Although we've long thought that meteorites played a significant role in the formation of planets in our solar system, a new study suggests that meteorites were less important to planet formation than we initially thought.
The study, done by MIT and Purdue University, suggests that meteorites did not serve as the building blocks of planets, as originally believed. These researchers uncovered that it's likely that meteorites are just byproducts of the planet formation process.
The surface of meteors contains small spherical grains of molten droplets called chondrules. Scientists once thought the glass-like chondrules were the building blocks of the solar system's planets. The idea was that when the solar system formed, these chondrules represented where meteors constantly collided with gas and dust, which eventually formed planets.
Now, though, after running a series of computer simulations, scientists believe that the chondrules are just the remains of other collisions between protoplanetary bodies that occurred during the solar system's early years, which were more violent and numerous than we imagined.
(Photo : NASA/California Institute of Technology) Artist's concept of a protoplanetary collision
"This tells us that meteorites aren't actually representative of the material that formed planets - they're these smaller fractions of material that are the byproduct of planet formation," says Brandon Johnson of MIT's Earth, Atmospheric and Planetary Sciences department. "But it also tells us the early solar system was more violent than we expected: You had these massive sprays of molten material getting ejected out from these really big impacts. It's an extreme process."
Researchers used simulations to study collisions of protoplanetary bodies between the size of the moon and an asteroid. These simulations showed that bodies the size of the moon formed quickly, well before chondrules appeared on meteors. Another simulation figured out the kind of collision that formed chondrules, as well as estimated how many of these collisions happened during the first 5 million years of the solar system.

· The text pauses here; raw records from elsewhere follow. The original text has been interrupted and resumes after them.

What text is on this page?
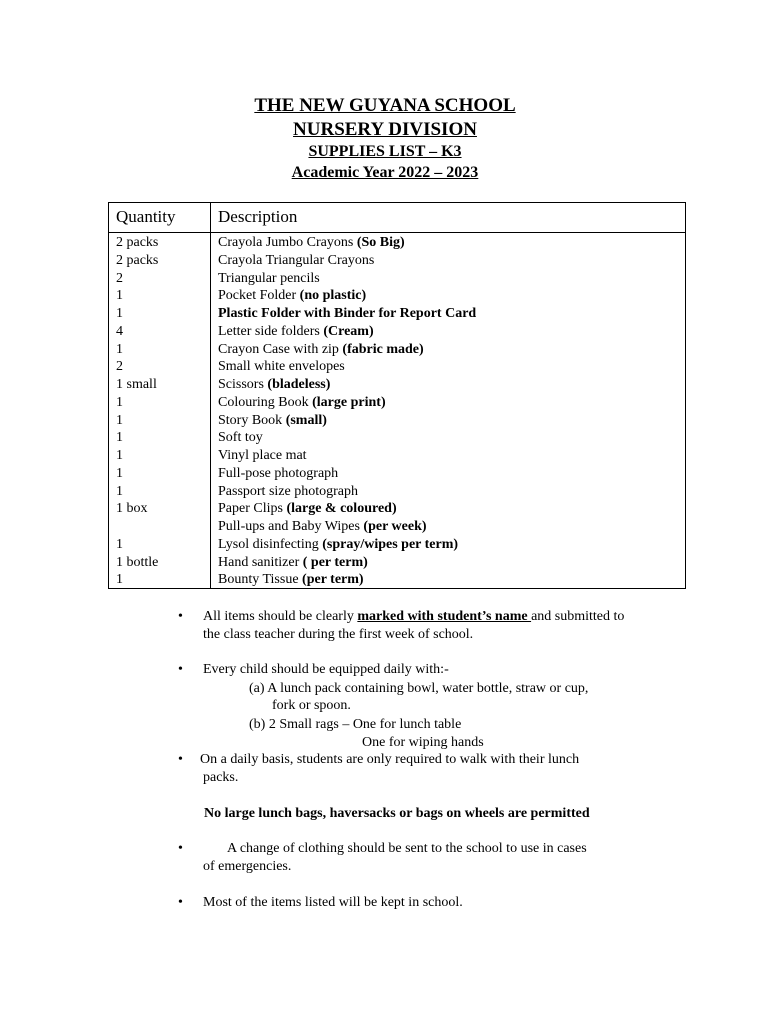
THE NEW GUYANA SCHOOL
NURSERY DIVISION
SUPPLIES LIST – K3
Academic Year 2022 – 2023
Quantity	Description
2 packs	Crayola Jumbo Crayons (So Big)
2 packs	Crayola Triangular Crayons
2	Triangular pencils
1	Pocket Folder (no plastic)
1	Plastic Folder with Binder for Report Card
4	Letter side folders (Cream)
1	Crayon Case with zip (fabric made)
2	Small white envelopes
1 small	Scissors (bladeless)
1	Colouring Book (large print)
1	Story Book (small)
1	Soft toy
1	Vinyl place mat
1	Full-pose photograph
1	Passport size photograph
1 box	Paper Clips (large & coloured)
Pull-ups and Baby Wipes (per week)
1	Lysol disinfecting (spray/wipes per term)
1 bottle	Hand sanitizer ( per term)
1	Bounty Tissue (per term)
• All items should be clearly marked with student’s name and submitted to
the class teacher during the first week of school.
• Every child should be equipped daily with:-
(a) A lunch pack containing bowl, water bottle, straw or cup,
fork or spoon.
(b) 2 Small rags – One for lunch table
One for wiping hands
• On a daily basis, students are only required to walk with their lunch
packs.
No large lunch bags, haversacks or bags on wheels are permitted
•	A change of clothing should be sent to the school to use in cases
of emergencies.
• Most of the items listed will be kept in school.
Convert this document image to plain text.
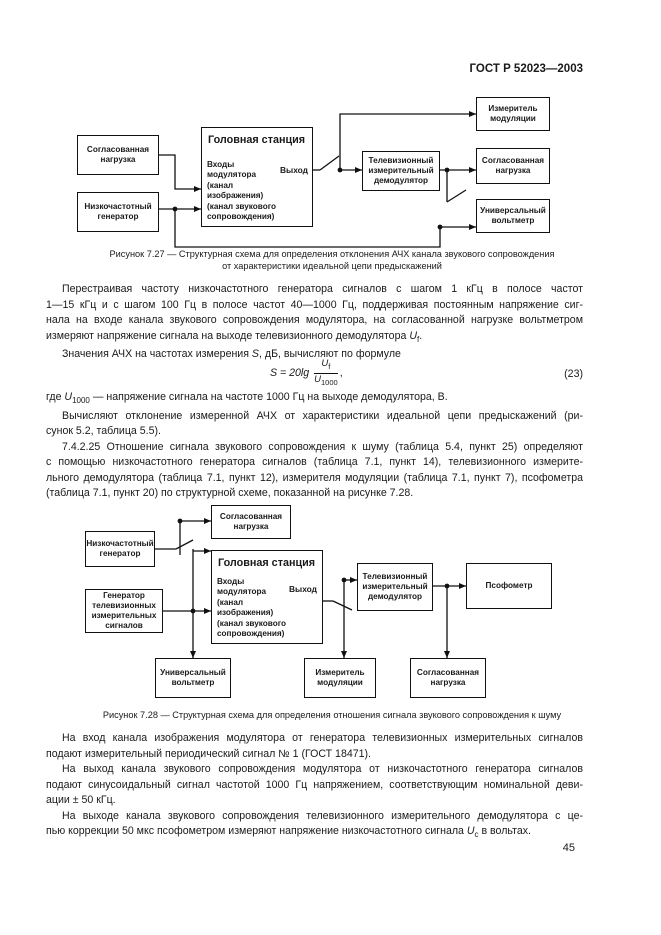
ГОСТ Р 52023—2003
Согласованная нагрузка
Низкочастотный генератор
Головная станция
Входы
модулятора
(канал
изображения)
(канал звукового
сопровождения)
Выход
Телевизионный измерительный демодулятор
Измеритель модуляции
Согласованная нагрузка
Универсальный вольтметр
Рисунок 7.27 — Структурная схема для определения отклонения АЧХ канала звукового сопровождения
от характеристики идеальной цепи предыскажений
Перестраивая частоту низкочастотного генератора сигналов с шагом 1 кГц в полосе частот
1—15 кГц и с шагом 100 Гц в полосе частот 40—1000 Гц, поддерживая постоянным напряжение сиг-
нала на входе канала звукового сопровождения модулятора, на согласованной нагрузке вольтметром
измеряют напряжение сигнала на выходе телевизионного демодулятора $U_f$.
Значения АЧХ на частотах измерения S, дБ, вычисляют по формуле
$S = 20\lg \frac{U_f}{U_{1000}}$ ,	(23)
где $U_{1000}$ — напряжение сигнала на частоте 1000 Гц на выходе демодулятора, В.
Вычисляют отклонение измеренной АЧХ от характеристики идеальной цепи предыскажений (ри-
сунок 5.2, таблица 5.5).
7.4.2.25 Отношение сигнала звукового сопровождения к шуму (таблица 5.4, пункт 25) определяют
с помощью низкочастотного генератора сигналов (таблица 7.1, пункт 14), телевизионного измерите-
льного демодулятора (таблица 7.1, пункт 12), измерителя модуляции (таблица 7.1, пункт 7), псофометра
(таблица 7.1, пункт 20) по структурной схеме, показанной на рисунке 7.28.
Низкочастотный генератор
Согласованная нагрузка
Генератор телевизионных измерительных сигналов
Головная станция
Входы
модулятора
(канал
изображения)
(канал звукового
сопровождения)
Выход
Телевизионный измерительный демодулятор
Псофометр
Универсальный вольтметр
Измеритель модуляции
Согласованная нагрузка
Рисунок 7.28 — Структурная схема для определения отношения сигнала звукового сопровождения к шуму
На вход канала изображения модулятора от генератора телевизионных измерительных сигналов
подают измерительный периодический сигнал № 1 (ГОСТ 18471).
На выход канала звукового сопровождения модулятора от низкочастотного генератора сигналов
подают синусоидальный сигнал частотой 1000 Гц напряжением, соответствующим номинальной деви-
ации ± 50 кГц.
На выходе канала звукового сопровождения телевизионного измерительного демодулятора с це-
пью коррекции 50 мкс псофометром измеряют напряжение низкочастотного сигнала $U_c$ в вольтах.
45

Results of the simulations supported the new theory that chondrules aren't as important as previously thought, at least to planet formation.
If confirmed, this study's results change a lot of what we know about our early solar system and how the planets formed. However, scientists stress that understanding the nature of meteorites still holds answers about our solar system's early days.
"If this finding is correct, then it would suggest that chondrites are not good analogs for the building blocks of the Earth and other planets," says Fred Ciesla, associate professor of planetary science at the University of Chicago. "Meteorites as a whole are still important clues about what processes occurred during the formation of the Solar System, but which ones are the best analogs for what the planets were made out of would change."